Bakınız, Anayasa’mızda ne diyor?..
“Değiştirilemeyecek” ilk üç maddesinde, “Türkiye Devleti’nin... dili Türkçe’dir” diyor (Madde 3.)
Peki, Türkiye Radyo Televizyon Kanunu (2954 sayılı) ne emrediyor?..
Ona da bakalım.
TRT Kanunu’nun “Genel Yayın Esaslarını” düzenleyen 5. maddesinde (şeş değil, beş!..) ağır hükümler var:
“TRT’nin genel yayın esasları:
- Anayasa’nın sözüne ve ruhuna bağlı olmak; Devletin ülkesi ve milletiyle bölünmez bütünlüğünü ... korumak ve kollamak,
- Atatürk ilke ve inkılaplarını kökleştirmek... ,
- Devletin milli güvenlik siyasetinin ... gereklerine uymak,
-... dil ayrımı yaratmaya dayalı ... ideolojilerin propagandasına yer vermemek,
-Türk milli eğitiminin temel görüş, amaç ve ilkelerine uymak,
-... temiz ve güzel bir Türkçe kullanmak.”

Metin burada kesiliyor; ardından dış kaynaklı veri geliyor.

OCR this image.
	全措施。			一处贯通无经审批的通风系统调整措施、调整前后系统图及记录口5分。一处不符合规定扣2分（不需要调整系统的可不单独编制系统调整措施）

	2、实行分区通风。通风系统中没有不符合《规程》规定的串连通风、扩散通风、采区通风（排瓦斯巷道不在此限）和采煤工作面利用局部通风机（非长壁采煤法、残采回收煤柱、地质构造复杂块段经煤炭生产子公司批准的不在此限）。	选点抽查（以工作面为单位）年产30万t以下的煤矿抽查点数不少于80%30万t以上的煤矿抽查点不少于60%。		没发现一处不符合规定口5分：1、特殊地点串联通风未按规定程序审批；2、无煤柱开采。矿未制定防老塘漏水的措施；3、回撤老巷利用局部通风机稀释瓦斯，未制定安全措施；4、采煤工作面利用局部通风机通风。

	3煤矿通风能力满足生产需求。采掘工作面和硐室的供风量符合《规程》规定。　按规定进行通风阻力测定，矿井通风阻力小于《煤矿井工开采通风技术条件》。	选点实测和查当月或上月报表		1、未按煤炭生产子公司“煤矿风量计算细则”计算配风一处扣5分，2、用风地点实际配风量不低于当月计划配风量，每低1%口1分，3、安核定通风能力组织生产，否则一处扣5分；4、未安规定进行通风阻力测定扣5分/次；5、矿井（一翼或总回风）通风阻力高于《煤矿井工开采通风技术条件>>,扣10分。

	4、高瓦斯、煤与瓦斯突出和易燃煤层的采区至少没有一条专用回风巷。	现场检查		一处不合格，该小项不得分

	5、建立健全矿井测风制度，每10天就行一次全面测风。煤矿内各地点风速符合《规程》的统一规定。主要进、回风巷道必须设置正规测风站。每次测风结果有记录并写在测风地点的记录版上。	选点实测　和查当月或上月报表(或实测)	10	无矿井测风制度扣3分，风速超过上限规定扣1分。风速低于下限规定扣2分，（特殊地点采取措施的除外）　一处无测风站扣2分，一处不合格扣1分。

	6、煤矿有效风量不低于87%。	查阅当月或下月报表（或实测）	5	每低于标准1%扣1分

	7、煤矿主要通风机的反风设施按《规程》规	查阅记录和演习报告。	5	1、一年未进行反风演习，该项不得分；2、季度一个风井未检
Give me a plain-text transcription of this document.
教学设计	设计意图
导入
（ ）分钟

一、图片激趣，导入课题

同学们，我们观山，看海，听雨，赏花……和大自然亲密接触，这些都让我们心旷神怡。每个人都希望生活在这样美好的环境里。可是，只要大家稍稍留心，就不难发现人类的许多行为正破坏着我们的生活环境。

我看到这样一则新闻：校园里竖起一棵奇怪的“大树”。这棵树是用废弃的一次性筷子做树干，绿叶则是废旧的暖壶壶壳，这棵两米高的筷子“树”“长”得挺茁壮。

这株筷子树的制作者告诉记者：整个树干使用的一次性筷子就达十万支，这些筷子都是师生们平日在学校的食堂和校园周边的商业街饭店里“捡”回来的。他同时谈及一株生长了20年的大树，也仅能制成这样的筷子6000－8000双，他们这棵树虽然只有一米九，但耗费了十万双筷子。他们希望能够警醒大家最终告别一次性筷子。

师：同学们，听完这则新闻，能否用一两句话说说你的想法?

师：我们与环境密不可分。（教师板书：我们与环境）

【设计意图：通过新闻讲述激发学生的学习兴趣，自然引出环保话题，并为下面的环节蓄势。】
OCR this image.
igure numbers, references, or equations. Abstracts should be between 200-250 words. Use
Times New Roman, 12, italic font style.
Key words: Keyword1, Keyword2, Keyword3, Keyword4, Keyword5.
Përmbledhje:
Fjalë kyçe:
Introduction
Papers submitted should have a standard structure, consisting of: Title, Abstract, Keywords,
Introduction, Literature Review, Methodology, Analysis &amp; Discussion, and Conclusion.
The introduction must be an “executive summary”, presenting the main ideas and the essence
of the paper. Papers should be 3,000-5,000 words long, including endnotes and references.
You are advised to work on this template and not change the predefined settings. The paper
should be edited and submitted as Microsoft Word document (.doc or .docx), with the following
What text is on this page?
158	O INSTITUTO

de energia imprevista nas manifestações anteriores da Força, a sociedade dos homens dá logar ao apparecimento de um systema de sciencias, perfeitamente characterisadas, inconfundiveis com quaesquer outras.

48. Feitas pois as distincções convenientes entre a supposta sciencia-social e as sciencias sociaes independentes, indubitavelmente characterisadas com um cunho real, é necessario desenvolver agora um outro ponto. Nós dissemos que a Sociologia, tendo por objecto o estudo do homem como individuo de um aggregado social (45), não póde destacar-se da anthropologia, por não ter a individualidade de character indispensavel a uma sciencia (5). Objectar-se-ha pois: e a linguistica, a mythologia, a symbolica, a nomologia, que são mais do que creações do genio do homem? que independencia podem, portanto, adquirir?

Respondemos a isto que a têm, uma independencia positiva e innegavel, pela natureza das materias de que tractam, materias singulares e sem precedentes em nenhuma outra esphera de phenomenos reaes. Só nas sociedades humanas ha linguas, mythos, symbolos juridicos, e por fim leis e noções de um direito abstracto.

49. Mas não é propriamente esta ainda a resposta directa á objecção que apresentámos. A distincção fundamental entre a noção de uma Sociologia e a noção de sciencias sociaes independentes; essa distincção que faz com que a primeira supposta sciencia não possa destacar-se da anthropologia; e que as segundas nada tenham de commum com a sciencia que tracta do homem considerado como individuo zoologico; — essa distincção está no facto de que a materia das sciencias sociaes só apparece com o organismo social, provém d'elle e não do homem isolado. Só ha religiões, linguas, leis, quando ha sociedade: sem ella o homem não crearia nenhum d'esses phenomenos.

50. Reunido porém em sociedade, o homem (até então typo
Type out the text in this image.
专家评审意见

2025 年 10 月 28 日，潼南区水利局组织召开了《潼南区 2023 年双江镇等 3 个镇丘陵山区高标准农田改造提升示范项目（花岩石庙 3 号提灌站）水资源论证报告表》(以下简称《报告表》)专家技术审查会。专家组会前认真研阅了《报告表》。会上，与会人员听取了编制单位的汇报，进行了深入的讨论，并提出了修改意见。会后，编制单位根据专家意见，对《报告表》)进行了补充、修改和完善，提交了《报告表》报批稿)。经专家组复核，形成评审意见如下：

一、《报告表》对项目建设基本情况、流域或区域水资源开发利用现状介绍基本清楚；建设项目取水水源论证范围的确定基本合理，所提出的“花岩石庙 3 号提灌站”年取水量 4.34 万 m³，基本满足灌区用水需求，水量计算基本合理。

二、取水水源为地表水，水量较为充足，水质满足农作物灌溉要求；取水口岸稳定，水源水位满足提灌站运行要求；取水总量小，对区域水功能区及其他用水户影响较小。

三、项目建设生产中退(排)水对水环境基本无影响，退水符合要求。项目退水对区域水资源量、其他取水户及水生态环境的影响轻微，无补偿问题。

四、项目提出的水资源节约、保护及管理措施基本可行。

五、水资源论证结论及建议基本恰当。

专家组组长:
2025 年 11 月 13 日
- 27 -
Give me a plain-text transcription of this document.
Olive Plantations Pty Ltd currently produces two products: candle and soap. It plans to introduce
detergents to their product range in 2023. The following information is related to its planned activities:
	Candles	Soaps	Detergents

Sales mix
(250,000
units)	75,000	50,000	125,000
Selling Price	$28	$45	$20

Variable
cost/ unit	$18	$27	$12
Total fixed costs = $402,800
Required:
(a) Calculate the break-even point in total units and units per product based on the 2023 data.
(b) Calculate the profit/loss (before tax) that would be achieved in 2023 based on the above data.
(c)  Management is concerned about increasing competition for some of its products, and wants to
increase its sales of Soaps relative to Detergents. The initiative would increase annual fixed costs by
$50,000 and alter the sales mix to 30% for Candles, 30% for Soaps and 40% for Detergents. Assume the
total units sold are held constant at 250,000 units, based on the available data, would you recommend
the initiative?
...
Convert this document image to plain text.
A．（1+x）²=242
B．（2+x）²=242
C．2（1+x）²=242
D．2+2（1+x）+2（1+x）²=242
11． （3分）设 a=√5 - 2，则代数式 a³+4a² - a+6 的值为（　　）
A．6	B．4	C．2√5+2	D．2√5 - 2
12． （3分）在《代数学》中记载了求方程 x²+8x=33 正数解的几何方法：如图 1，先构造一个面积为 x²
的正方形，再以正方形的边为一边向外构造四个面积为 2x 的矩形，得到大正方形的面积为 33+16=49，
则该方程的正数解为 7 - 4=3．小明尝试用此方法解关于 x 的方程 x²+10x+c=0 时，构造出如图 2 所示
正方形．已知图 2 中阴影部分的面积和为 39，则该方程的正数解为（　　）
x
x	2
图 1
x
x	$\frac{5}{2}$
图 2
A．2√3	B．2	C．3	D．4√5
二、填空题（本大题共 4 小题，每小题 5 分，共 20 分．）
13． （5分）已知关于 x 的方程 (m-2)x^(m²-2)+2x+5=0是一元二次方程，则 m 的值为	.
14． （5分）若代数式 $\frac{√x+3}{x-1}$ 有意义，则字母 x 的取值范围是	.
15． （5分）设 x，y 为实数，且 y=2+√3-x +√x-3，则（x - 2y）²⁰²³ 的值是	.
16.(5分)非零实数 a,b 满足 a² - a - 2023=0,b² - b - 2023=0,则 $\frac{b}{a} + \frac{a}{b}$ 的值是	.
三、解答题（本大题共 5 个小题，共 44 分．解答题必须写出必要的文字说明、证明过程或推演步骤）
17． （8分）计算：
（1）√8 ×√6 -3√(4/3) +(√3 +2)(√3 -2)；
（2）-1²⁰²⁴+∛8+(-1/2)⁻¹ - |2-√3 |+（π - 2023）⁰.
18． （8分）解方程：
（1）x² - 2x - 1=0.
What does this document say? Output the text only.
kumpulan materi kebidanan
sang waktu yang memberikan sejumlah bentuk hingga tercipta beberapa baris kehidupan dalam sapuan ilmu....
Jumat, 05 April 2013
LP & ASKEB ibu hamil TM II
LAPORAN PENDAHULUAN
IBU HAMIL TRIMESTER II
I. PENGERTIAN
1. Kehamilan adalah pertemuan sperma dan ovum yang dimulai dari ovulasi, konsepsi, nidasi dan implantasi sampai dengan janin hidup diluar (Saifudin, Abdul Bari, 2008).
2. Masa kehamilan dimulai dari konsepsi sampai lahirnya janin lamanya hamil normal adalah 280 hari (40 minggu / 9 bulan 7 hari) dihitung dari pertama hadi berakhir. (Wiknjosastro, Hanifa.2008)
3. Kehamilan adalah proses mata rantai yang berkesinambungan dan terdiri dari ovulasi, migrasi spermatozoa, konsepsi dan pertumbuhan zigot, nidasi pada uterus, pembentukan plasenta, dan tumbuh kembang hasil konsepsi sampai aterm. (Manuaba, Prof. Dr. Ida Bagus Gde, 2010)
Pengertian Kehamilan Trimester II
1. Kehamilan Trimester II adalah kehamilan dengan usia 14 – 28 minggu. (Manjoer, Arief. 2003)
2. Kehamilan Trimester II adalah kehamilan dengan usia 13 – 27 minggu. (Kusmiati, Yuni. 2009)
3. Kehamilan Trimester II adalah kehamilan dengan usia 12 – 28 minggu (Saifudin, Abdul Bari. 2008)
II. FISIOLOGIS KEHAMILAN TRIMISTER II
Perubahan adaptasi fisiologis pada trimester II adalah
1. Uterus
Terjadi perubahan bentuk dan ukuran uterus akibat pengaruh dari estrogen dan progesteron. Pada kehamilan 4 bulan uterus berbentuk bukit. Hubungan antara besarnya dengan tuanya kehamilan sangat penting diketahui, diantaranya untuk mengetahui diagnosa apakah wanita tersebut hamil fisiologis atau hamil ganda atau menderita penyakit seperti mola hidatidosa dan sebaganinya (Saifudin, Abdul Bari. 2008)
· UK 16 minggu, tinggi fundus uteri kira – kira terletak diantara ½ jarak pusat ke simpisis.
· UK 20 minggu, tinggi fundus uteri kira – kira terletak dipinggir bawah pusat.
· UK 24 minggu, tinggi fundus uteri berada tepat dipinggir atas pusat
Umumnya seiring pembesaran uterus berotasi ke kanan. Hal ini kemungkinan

Yani bu madde, yöneticiler (ve iktidar) için “dü-şeş attım, yek geldi” nin bile ötesinde, daha oyunun başında “mars” (2-0 yenik) olmak demek!..
“BİR YERDEYİZ Kİ, SÖZ DENİLEN ŞEY PALAVRADIR”
Şimdi söyler misiniz, bugün AKP’nin yaptığı ve CHP’nin ses çıkarmadığı (Baykal’ın “devlet değil, özel sektör yapmalı” dediği!) uygulama hangi yasaya, hangi anayasaya uyuyor?..
TRT-Şeş’i öyle İstiklâl Marşı ile açmak insanı Atatürkçü yapmıyor. Atatürk’ün yolundan ve izinden gitmek Atatürkçü yapıyor.
Atatürk ne yapmıştı son olarak ona bakalım.
Atatürk, 1926’da bir yasa çıkararak, “Türkiye’de faaliyette bulunan yabancı şirketlerin kendi iç yazışmalarının bile Türkçe yapılmasını” emretmişti.
Geçen programımızda andığımız Yahya Kemal Beyatlı ne diyordu:
“Madrid’de kahvehâneyi gördüm ki havradır,
Bir yerdeyiz ki, söz denilen şey palavradır.
Dalmış gülüp konuşmağa yüzlerce farfara,
Yorgun kulaklarımda sürerken bu yaygara.”